These "survival" shows are not realistic, for a number of reasons. First off, the people in them are not going to die. If the producers of these shows allowed people on them to die, they could be charged with crimes. Negligent homicide, manslaughter, etc. Someone could die in an accident, but the producers could not stand by and let these people die if they failed to perform correct survival skills. People react differently when they know it's do or die as opposed to having a back-up where their survival is ensured. Law enforcement agencies won't allow a show where people would be allowed to die. And they probably take a peek at them from time to time just to see. Back to the do or die issues, I saw a guy who passed a three day Red Cross first aid course with flying colors. But when we had an industrial accident, he froze up and stood there watching an injured man bleed. So, actual reality differs from staged "reality" when it comes to human reactions.
This is just entertainment, such as it is. I'd be leery of anything "as seen on TV". TV exists to sell products, no more, no less. They'll do whatever it takes to get ratings that they can show advertisers, regardless of whether or not what is shown is factually correct. In an actual survival situation, the best and worst comes out in people and you can't film that at all when it happens. Take that plane that crashed in the Andes, for example. They had to resort to cannibalism to survive. Can you put people into that kind of situation and film that? Of course not. That was an anomaly where human flesh was the only food available to them and so they had to resort to that. But first, they had to be desperate enough to break a major human taboo about cannibalism. That is something that cannot be staged. Therefore, a TV show can't show you how far someone will go to survive or what they might have to do in order to accomplish that.
Another example. The Donner Party. Again, they had to resort to cannibalism. But you had to have "the perfect storm", so to speak, for that to happen. Wagon train tried to beat the snows, they didn't listen to experienced guides, they tried a questionable shortcut, they didn't want to wait, and so they got trapped. And the rest is what they ended up having to do to live. If a TV show tried to create this scenario, they'd all be carted off into federal custody and be looking at 20 to life prison sentences. But the Andes plane crash and the Donner Party are two prime examples of what happened in survival situations where people were dropped into them without proper gear and supplies.

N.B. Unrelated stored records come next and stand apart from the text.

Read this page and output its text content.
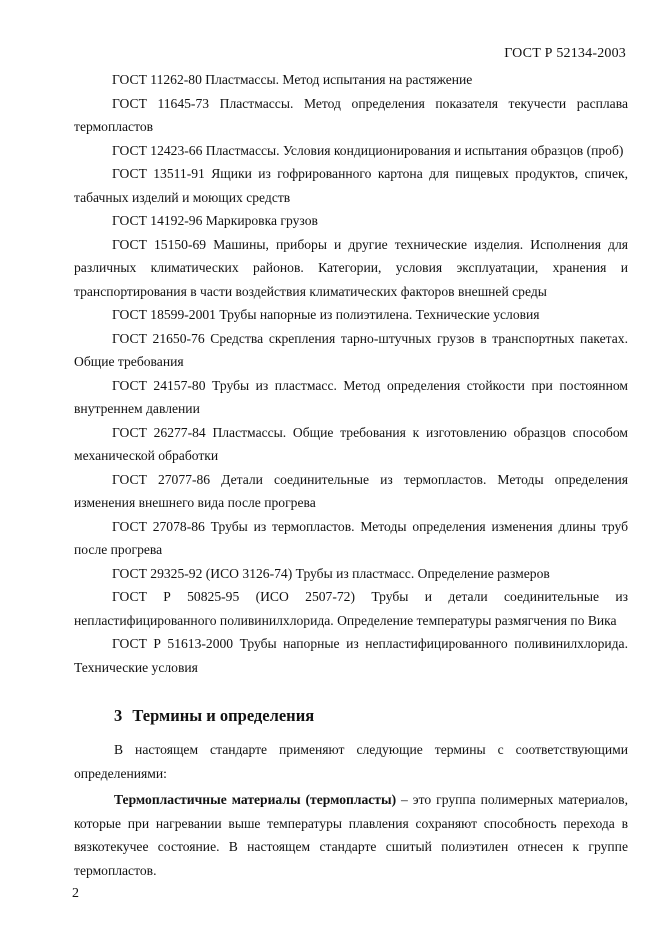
ГОСТ Р 52134-2003

ГОСТ 11262-80 Пластмассы. Метод испытания на растяжение

ГОСТ 11645-73 Пластмассы. Метод определения показателя текучести расплава термопластов

ГОСТ 12423-66 Пластмассы. Условия кондиционирования и испытания образцов (проб)

ГОСТ 13511-91 Ящики из гофрированного картона для пищевых продуктов, спичек, табачных изделий и моющих средств

ГОСТ 14192-96 Маркировка грузов

ГОСТ 15150-69 Машины, приборы и другие технические изделия. Исполнения для различных климатических районов. Категории, условия эксплуатации, хранения и транспортирования в части воздействия климатических факторов внешней среды

ГОСТ 18599-2001 Трубы напорные из полиэтилена. Технические условия

ГОСТ 21650-76 Средства скрепления тарно-штучных грузов в транспортных пакетах. Общие требования

ГОСТ 24157-80 Трубы из пластмасс. Метод определения стойкости при постоянном внутреннем давлении

ГОСТ 26277-84 Пластмассы. Общие требования к изготовлению образцов способом механической обработки

ГОСТ 27077-86 Детали соединительные из термопластов. Методы определения изменения внешнего вида после прогрева

ГОСТ 27078-86 Трубы из термопластов. Методы определения изменения длины труб после прогрева

ГОСТ 29325-92 (ИСО 3126-74) Трубы из пластмасс. Определение размеров

ГОСТ Р 50825-95 (ИСО 2507-72) Трубы и детали соединительные из непластифицированного поливинилхлорида. Определение температуры размягчения по Вика

ГОСТ Р 51613-2000 Трубы напорные из непластифицированного поливинилхлорида. Технические условия

3 Термины и определения

В настоящем стандарте применяют следующие термины с соответствующими определениями:

Термопластичные материалы (термопласты) – это группа полимерных материалов, которые при нагревании выше температуры плавления сохраняют способность перехода в вязкотекучее состояние. В настоящем стандарте сшитый полиэтилен отнесен к группе термопластов.

2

Another thing. When you KNOW you are lost, that is far different from being "lost" with a film crew hovering nearby. The fear factor just isn't present when you can get "unlost" quickly by crying uncle and throwing in the towel. In a real survival situation, throwing in the towel means you lay down and die and every turkey vulture and raven in the neighbourhood show up for a free meal. Putting cash as a reward for success isn't realistic, either. It's far different from your own life being the door prize.
And as far as the nudity, need it even be said? It's typical Hollywood. Sex sells. They're trying to evoke something primal, but what they're evoking are the more unpleasant attributes of man's primal nature. Obviously, this is so. Or there would be two 55 year old men with potbellies naked as opposed to a man and a woman. It also involves some rather tiresome fantasies that go along the lines of, "If you were naked in the woods with (insert name of woman you think most attractive here), what would you do?" Indeed, need it even be said?
We are truly at an impasse with television, such as it is.